Discerning television set consumers also looked to the DuMont brand because they knew the wooden cabinets that housed the tubes and wires were well made, the audio was superior to his competitors' and he had invested serious money into pioneering other technical advances that made them more reliable.

The DuMont network, unable to keep up with the mega networks, NBC and CBS, disappeared in 1956. Others would take its place, such as Metromedia and Fox, but they would never match DuMont's innovation and commitment to the consumer.

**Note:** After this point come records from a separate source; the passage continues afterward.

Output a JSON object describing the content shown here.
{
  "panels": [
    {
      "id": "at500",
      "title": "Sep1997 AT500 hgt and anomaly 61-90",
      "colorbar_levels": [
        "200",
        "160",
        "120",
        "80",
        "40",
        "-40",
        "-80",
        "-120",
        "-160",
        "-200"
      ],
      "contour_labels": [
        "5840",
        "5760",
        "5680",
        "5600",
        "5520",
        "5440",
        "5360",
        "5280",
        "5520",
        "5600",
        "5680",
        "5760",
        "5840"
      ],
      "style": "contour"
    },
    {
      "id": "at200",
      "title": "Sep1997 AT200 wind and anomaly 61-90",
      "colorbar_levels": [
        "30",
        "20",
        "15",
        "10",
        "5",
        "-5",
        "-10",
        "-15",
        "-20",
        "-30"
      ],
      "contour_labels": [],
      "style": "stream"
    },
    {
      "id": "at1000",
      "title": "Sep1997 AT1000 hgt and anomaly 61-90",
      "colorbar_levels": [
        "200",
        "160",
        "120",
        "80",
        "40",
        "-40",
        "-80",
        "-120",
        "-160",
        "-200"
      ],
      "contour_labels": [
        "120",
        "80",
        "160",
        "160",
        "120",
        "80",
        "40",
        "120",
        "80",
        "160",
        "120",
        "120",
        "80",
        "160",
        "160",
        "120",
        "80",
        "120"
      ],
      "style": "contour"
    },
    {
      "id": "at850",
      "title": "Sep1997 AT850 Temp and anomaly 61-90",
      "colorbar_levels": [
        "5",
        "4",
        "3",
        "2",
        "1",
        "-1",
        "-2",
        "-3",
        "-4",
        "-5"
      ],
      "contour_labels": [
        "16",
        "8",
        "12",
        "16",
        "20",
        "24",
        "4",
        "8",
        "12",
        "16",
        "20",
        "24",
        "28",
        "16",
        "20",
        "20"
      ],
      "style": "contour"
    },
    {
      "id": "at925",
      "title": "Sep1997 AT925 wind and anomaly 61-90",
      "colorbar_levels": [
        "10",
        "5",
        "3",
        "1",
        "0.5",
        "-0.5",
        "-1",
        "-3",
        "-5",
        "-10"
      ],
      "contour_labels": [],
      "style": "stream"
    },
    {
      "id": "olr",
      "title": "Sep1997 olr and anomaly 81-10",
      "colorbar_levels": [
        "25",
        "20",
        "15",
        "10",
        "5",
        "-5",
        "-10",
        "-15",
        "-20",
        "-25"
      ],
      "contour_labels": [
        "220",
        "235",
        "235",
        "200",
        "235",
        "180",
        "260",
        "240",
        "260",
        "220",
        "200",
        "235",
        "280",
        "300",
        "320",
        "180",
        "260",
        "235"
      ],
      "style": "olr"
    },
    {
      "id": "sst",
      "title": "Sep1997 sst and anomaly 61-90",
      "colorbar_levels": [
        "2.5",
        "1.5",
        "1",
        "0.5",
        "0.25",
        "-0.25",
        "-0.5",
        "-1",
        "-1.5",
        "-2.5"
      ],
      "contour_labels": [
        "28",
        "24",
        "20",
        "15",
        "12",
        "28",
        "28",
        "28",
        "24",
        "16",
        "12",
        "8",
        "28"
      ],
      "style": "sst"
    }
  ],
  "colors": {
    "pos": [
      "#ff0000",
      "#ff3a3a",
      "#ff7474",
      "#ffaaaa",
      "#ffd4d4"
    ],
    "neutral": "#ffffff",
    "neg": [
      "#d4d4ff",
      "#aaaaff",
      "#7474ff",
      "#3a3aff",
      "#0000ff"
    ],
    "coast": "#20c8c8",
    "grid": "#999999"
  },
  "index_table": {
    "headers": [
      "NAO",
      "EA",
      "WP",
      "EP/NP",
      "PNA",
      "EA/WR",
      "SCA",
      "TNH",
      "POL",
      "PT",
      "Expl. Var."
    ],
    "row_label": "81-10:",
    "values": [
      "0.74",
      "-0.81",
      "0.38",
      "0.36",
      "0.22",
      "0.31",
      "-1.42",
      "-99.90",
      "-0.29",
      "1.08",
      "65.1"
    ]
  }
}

For nostalgia fans, the echoes from that era still ring out, reminding us of a time when families would gather around a box with a small, flickering, black and white image. They would share an experience that might feature "The Mad Russian," a character played by Bert Gordon on Eddie Cantor's radio show, who would announce in an exaggerated accent "How doooo yooooou dooooo?" For the rest of the week his comedic delivery would be repeated by millions of Americans at work and at home, one more shared, common bond among those who had been introduced to the magic, mystery and promise of television. As we watch families look at their smart phones over dinner, indifferent to the presence of others, we realize just how much of that shared experience we have lost. Uncle Miltie would have probably agreed that we are the poorer for it.